All too often the press glibly praises or slights the armed forces without the slightest understanding of the gritty details. Witness the Daily Mail's ludicrous and inaccurate brouhaha over the new Bomber Command memorial in Hyde Park.

There are rumours that the Government wants to scuttle the scheme, but without it MPs would have to rely on their own prejudice or that of the press – which would not be wise.

You can't pick'n'mix Leviticus

One of those at the Church House event was Desmond Swayne, the Tory MP for the New Forest West. He has written a far cleverer and bolder letter than I to constituents who moan about the prohibition on homosexuality in Leviticus 18:22. In his letter, he points out that by the same logic you can have slaves so long as you buy them in a foreign market (Leviticus 25:44), but you can have no contact whatever with a woman during her period (Leviticus 15: 19-24), and you may not approach God's altar if you have a sight impediment (Leviticus 21:20). For good measure, he adds that it is lawful for you to sell your daughters into slavery (Exodus 21:7), but people who work on the Sabbath should be put to death (Exodus 35:2). He asks whether the abomination of eating shellfish is as abominable as the abomination of homosexuality. And is the punishment for wearing clothes with mixed threads the same as for planting different crops in the same field (Leviticus 19:19)?
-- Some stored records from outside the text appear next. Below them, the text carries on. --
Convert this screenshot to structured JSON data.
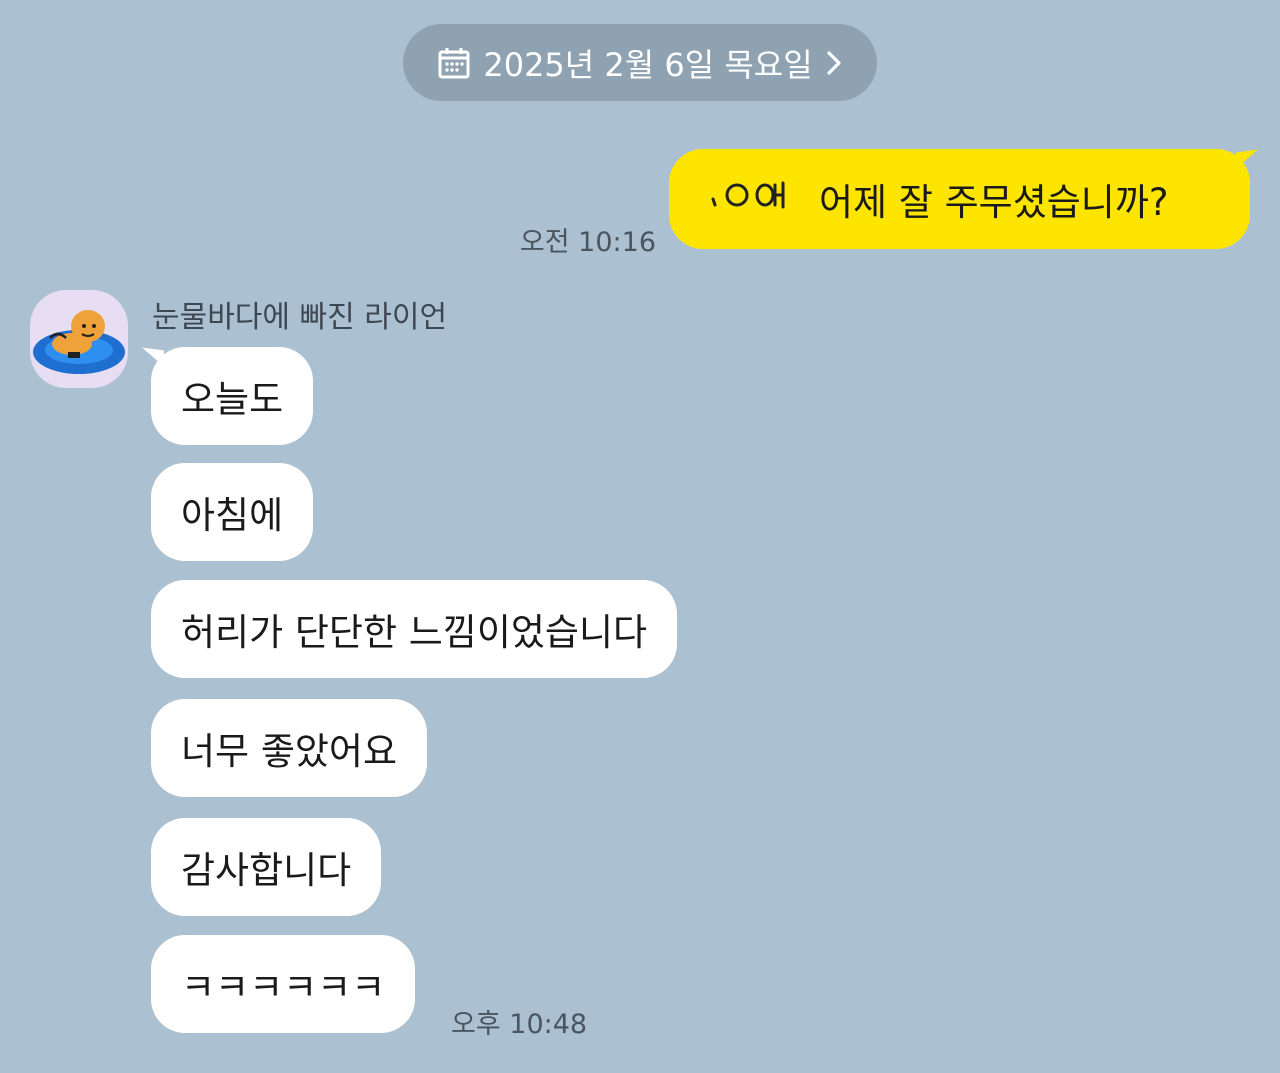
{
  "chat": {
    "date_label": "2025년 2월 6일 목요일",
    "sent": {
      "text": "어제 잘 주무셨습니까?",
      "time": "오전 10:16"
    },
    "received": {
      "sender_name": "눈물바다에 빠진 라이언",
      "messages": [
        "오늘도",
        "아침에",
        "허리가 단단한 느낌이었습니다",
        "너무 좋았어요",
        "감사합니다",
        "ㅋㅋㅋㅋㅋㅋ"
      ],
      "time": "오후 10:48"
    }
  },
  "colors": {
    "background": "#abc1d1",
    "my_bubble": "#fee500",
    "their_bubble": "#ffffff",
    "date_pill": "#8fa2b1"
  },
  "icons": {
    "calendar": "calendar-icon",
    "chevron": "chevron-right-icon",
    "avatar": "lion-in-tears-avatar"
  }
}
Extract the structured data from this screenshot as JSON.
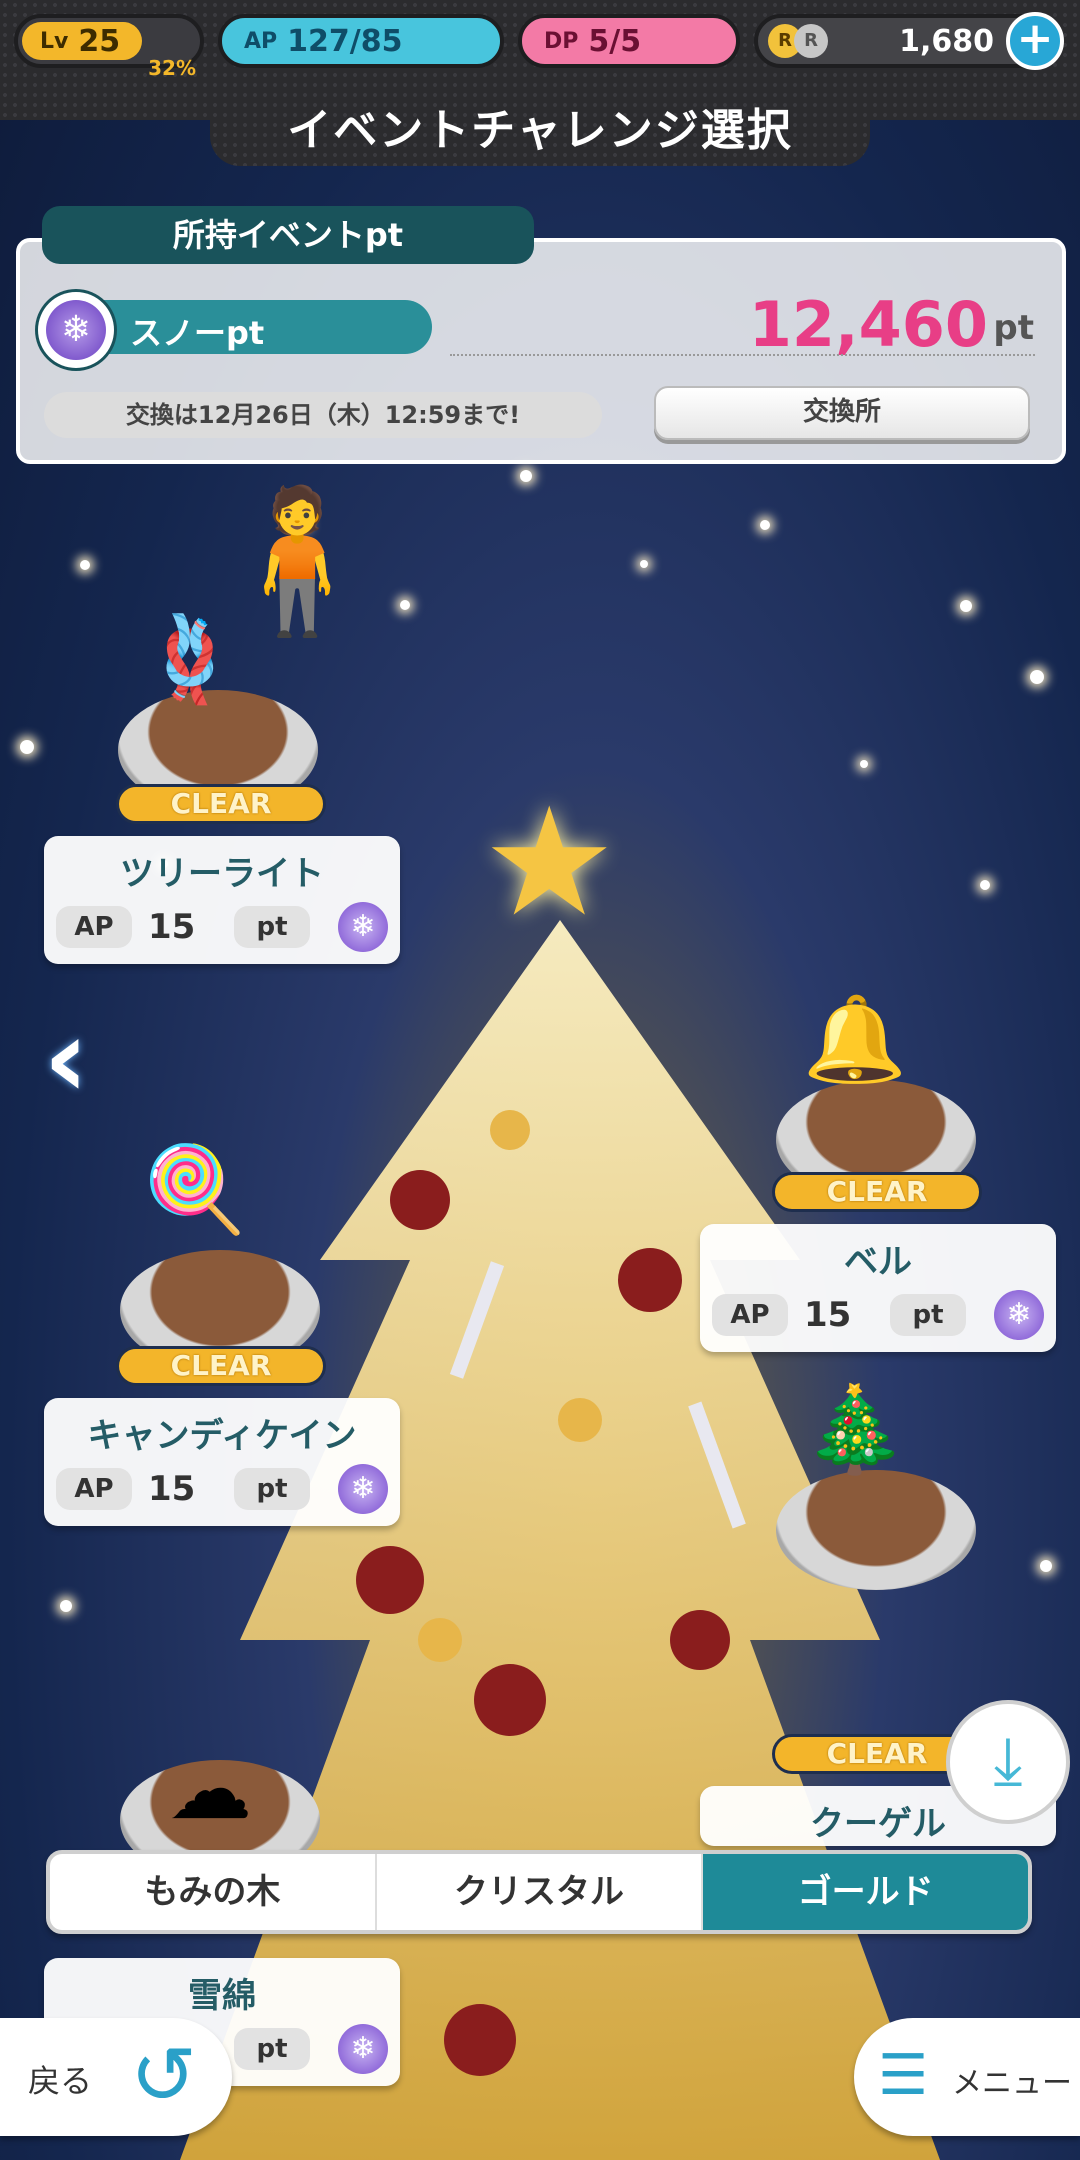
{
  "status": {
    "level_tag": "Lv",
    "level": "25",
    "level_pct": "32%",
    "ap_tag": "AP",
    "ap": "127/85",
    "dp_tag": "DP",
    "dp": "5/5",
    "coin_r": "R",
    "coin_g": "R",
    "coins": "1,680",
    "plus": "+"
  },
  "title": "イベントチャレンジ選択",
  "points": {
    "header": "所持イベントpt",
    "type_label": "スノーpt",
    "value": "12,460",
    "unit": "pt",
    "deadline": "交換は12月26日（木）12:59まで!",
    "exchange_label": "交換所"
  },
  "stages": [
    {
      "name": "ツリーライト",
      "status": "CLEAR",
      "ap_label": "AP",
      "ap": "15",
      "pt_label": "pt"
    },
    {
      "name": "ベル",
      "status": "CLEAR",
      "ap_label": "AP",
      "ap": "15",
      "pt_label": "pt"
    },
    {
      "name": "キャンディケイン",
      "status": "CLEAR",
      "ap_label": "AP",
      "ap": "15",
      "pt_label": "pt"
    },
    {
      "name": "クーゲル",
      "status": "CLEAR"
    },
    {
      "name": "雪綿",
      "pt_label": "pt"
    }
  ],
  "tabs": [
    {
      "label": "もみの木",
      "active": false
    },
    {
      "label": "クリスタル",
      "active": false
    },
    {
      "label": "ゴールド",
      "active": true
    }
  ],
  "nav": {
    "back_label": "戻る",
    "menu_label": "メニュー"
  },
  "icons": {
    "snow_point": "snowflake-icon",
    "left_arrow": "chevron-left-icon",
    "download": "download-icon",
    "back": "back-arrow-icon",
    "menu": "menu-list-icon"
  }
}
He ends with a flourish, "Is it really necessary to turn out the whole village to stone the offenders (Leviticus 24: 10-16)? Wouldn't it be simpler just to burn them in the same way as we do anyone who has sex with their in-laws (Leviticus 20:14)? I really hope you can help. There are still plenty more questions where these came from." I'm glad he's not sitting on the fence on marriage equality.

A secret code at the Leveson Inquiry

We all know that many of the witnesses at the Leveson Inquiry have been coached, but I'm struck by the ties the men have chosen. Cameron's was a plain satin number in evangelical bishop purple. Hunt wore a light blue patterned variety. James Murdoch wore a British tie with a stripe pointing to the left shoulder (unlike US ties which point to the right), as he did for his first select committee appearance. And most exceptionally of the lot, Rupert Murdoch wore the same light blue tie two days in a row. I'm presuming this was not because he can't afford two ties, but because the coaches had spent so long deciding which particular shade of light blue (similar to Mr Hunt's) denoted credibility that they weren't going to risk a second tie.